Certified lattice reduction, with a view towards algebraic number theory

Quadratic form reduction and lattice reduction are fundamental tools in computational number theory and in computer science, especially in cryptography. The celebrated Lenstra-Lenstra-Lovász reduction algorithm (so-called LLL) has been improved in many ways through the past decades and remains one of the central method used for reducing integral lattice basis. In particular, its floating-point variants--where the long-integer arithmetic required by Gram-Schmidt orthogonalization is replaced by floating- point arithmetic--are now the fastest known. Nonetheless, the systematic study of the reduction theory of real quadratic forms or more generally of real lattices--in particular on the precision needed to represent lattices in such a way the reduction can soundly operate--is quasi-inexistent. In this talk, we present a sound adaptive-precision version of a generalized LLL algorithm working for lattices endowed with an arbitrary scalar product, as well as a theoretical analysis of the representation needed to perform such a reduction.

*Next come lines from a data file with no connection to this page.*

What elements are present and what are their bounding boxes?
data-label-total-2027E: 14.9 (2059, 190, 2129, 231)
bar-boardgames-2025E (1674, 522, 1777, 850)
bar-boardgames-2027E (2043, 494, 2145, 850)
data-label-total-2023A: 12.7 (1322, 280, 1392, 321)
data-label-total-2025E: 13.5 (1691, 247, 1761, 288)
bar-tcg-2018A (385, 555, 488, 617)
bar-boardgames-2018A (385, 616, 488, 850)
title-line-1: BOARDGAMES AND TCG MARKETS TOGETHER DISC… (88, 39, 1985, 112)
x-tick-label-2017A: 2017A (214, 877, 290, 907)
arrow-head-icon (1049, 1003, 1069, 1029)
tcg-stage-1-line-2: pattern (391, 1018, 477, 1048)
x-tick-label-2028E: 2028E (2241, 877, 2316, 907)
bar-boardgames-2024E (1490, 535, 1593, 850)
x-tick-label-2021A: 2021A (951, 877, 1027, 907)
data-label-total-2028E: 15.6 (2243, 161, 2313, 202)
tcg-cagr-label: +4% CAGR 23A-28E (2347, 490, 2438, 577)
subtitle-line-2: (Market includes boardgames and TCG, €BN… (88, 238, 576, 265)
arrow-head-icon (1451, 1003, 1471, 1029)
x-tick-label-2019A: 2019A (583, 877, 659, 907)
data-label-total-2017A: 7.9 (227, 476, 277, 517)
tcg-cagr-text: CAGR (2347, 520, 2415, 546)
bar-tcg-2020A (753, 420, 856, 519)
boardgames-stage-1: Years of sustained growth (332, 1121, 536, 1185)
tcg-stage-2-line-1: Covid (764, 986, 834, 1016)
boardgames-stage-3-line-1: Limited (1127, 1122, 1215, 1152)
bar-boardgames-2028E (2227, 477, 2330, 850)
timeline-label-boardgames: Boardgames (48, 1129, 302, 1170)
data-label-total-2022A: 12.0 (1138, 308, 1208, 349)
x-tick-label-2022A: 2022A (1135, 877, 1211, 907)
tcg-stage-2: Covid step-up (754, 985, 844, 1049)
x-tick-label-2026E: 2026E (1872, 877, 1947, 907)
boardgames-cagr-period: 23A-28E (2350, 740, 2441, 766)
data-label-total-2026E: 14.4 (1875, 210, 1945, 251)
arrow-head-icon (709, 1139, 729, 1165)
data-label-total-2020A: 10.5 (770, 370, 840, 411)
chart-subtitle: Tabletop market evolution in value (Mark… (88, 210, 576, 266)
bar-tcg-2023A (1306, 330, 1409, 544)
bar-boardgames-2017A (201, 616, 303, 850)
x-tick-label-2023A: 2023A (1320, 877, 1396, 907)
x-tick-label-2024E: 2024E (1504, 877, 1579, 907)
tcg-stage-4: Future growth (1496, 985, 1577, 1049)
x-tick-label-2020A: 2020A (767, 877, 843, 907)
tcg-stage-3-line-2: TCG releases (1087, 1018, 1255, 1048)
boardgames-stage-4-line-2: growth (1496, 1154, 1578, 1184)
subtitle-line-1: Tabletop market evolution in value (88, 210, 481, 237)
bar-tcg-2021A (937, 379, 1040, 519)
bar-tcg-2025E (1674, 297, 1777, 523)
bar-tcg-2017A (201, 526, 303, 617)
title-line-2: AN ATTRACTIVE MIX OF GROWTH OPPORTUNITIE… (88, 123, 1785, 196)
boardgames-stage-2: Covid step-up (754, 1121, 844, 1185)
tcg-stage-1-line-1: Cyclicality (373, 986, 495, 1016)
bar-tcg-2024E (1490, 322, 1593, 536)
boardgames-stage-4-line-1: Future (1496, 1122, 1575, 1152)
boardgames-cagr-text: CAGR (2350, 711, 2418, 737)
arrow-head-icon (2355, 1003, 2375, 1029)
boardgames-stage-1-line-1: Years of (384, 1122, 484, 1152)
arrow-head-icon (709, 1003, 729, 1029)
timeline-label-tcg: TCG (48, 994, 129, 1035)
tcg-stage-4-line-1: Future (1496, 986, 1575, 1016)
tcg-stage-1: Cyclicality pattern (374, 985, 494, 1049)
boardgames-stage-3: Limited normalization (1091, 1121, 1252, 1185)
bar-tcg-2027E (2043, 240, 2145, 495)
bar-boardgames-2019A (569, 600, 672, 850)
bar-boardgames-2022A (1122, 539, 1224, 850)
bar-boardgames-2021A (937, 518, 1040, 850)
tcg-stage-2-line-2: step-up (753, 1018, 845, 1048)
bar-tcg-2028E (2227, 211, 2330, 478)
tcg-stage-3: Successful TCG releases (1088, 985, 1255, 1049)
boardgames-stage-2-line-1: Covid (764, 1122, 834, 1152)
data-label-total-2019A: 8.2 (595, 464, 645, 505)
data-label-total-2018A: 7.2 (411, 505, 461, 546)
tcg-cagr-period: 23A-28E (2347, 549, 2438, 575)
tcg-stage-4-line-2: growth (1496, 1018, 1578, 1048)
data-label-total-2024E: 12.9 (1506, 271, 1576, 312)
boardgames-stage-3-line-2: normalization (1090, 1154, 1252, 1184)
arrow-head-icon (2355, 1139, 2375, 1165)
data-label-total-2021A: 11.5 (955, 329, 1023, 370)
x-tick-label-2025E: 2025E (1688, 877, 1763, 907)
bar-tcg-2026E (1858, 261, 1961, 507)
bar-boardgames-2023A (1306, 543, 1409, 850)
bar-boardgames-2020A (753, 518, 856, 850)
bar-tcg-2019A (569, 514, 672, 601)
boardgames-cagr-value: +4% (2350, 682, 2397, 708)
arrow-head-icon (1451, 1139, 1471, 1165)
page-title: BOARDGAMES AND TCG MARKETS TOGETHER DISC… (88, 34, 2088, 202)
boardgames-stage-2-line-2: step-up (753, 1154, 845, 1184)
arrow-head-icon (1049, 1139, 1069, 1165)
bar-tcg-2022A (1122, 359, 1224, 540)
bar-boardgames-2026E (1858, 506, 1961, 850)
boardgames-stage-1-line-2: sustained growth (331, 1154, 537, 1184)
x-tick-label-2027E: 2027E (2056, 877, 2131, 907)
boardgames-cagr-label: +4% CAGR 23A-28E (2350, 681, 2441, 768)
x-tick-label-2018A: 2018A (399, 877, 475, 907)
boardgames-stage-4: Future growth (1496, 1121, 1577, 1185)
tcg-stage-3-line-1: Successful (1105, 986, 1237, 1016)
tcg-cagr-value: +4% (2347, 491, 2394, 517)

In this framework, floating-point arithmetic is replaced by Interval Arithmetic. The inherent certification property of Interval Arithmetic enables runtime detection of precision defects in numerical computations and accordingly makes it possible to run the reduction algorithms with guaranteed nearly optimal precision. We then present some applications of these results to algebraic number theory and more precisely develop sound techniques for an algorithmic insight of the Geometry of Numbers in number fields.